Local News 30 Aug, 2023 Follow News

IDALIA HAMMERS FLORIDA

Some residents of southern Florida still recovering after being slammed by Hurricane Ian last year, have once again been hammered by another major hurricane.

This time it’s Hurricane Idalia which made landfall on Wednesday morning as a Category 3 hurricane after being downgraded from a Cat 4 shortly before it hit.

When Hurricane Ian hammered the area last year in September it was a ferocious Category 5 storm.

Idalia was packing winds of 125mph (175km/h) when it hit causing potentially life-threatening conditions. The storm has caused extensive flooding and property damage and forced hundreds of thousands to evacuate although all did not heed the warnings.

Hurricane Idalia briefly strengthened into an extremely dangerous Category 4 over the Gulf of Mexico early Wednesday but then weakened slightly back to a Category 3 before making landfall over Florida’s Big Bend region.

While damage to those areas that suffered a direct hit from Ian last year is likely to be less severe, incomplete reconstruction is expected to complicate matters for them.
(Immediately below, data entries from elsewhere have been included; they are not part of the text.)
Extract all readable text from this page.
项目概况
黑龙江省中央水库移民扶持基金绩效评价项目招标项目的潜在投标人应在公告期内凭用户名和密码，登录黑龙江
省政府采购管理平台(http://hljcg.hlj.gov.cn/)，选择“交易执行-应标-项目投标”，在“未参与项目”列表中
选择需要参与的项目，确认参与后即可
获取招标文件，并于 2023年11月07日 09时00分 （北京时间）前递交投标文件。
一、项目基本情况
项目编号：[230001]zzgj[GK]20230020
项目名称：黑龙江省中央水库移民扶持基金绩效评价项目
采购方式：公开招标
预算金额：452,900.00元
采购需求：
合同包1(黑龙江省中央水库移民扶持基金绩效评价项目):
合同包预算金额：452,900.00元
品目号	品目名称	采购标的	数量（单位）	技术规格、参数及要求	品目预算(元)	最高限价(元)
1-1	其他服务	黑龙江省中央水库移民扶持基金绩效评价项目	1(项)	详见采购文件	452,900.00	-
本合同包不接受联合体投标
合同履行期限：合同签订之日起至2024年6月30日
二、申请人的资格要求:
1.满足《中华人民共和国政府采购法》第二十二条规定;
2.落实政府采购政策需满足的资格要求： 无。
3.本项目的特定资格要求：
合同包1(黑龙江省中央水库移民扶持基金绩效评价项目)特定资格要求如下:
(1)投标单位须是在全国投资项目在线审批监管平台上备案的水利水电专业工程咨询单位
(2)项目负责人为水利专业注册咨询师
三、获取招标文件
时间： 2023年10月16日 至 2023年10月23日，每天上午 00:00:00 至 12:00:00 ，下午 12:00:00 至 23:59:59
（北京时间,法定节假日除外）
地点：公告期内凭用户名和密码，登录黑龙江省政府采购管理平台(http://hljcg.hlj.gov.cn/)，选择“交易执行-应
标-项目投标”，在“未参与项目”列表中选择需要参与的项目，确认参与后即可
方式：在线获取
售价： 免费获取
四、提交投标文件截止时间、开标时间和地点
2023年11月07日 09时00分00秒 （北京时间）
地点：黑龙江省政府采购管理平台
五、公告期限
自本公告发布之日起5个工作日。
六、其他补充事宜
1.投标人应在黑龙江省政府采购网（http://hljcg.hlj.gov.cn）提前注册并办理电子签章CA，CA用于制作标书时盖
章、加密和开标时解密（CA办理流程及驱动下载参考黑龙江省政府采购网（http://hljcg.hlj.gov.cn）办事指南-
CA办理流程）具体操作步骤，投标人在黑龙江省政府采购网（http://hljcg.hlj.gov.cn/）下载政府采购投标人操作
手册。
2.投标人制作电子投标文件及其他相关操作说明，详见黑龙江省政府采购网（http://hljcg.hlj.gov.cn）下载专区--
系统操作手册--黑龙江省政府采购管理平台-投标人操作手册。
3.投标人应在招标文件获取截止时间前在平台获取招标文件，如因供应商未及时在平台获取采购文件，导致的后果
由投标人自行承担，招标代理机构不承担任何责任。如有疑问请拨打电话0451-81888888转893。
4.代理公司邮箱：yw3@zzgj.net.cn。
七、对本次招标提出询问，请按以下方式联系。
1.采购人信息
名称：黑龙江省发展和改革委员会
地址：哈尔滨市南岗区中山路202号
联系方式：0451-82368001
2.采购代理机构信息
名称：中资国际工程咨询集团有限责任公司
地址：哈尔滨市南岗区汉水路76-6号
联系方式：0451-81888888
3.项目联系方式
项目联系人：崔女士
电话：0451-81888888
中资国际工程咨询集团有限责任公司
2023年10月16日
Hurricane Idalia was expected to cause the most damage in the sparsely populated area known as the Big Bend located in the Florida panhandle in the north-west of the state bordered by Alabama on the north and the west, Georgia on the north, and the Gulf of Mexico to the south.

Occupants of mobile homes in the Big Bend area had been advised to seek safe shelter due to the risk of potentially devastating winds and flooding from heavy rainfall accompanied by storm surges from the sea.

The US National Hurricane Center (NHC) had warned of a catastrophic storm surge occurring along the coast of the Florida Big Bend and damaging winds spreading inland over northern Florida.

Officials said some areas may be uninhabitable for several weeks or months because of wind damage and the storm surge.

Meteorologists tracking Hurricane Idalia expected it to cut a swathe of destruction across northern Florida, parts of Georgia and the Carolinas, decreasing in strength before turning into the Atlantic Ocean and heading toward the general vicinity of Bermuda by Monday. By then it is forecast to possibly curve further to the south with decreasing strength due to unfavourable atmospheric conditions.

Meanwhile, as the 2023 Hurricane Season peaks, weather experts are closely tracking several other weather systems that have developed.

The US National Hurricane Center is still tracking Hurricane Franklin located a couple of hundred miles west-northwest of Bermuda, and Tropical Depression Eleven, located several hundred miles east-southeast of Bermuda.

In the Eastern Tropical Atlantic a broad area of low pressure associated with a tropical wave located near the Cabo Verde Islands is producing an area of disorganized showers and thunderstorms.

According to the NHC, environmental conditions appear conducive to the gradual development of this system, and a tropical depression is likely to form later this week while the system initially moves west-northwestward and then turns northwestward across the eastern tropical Atlantic.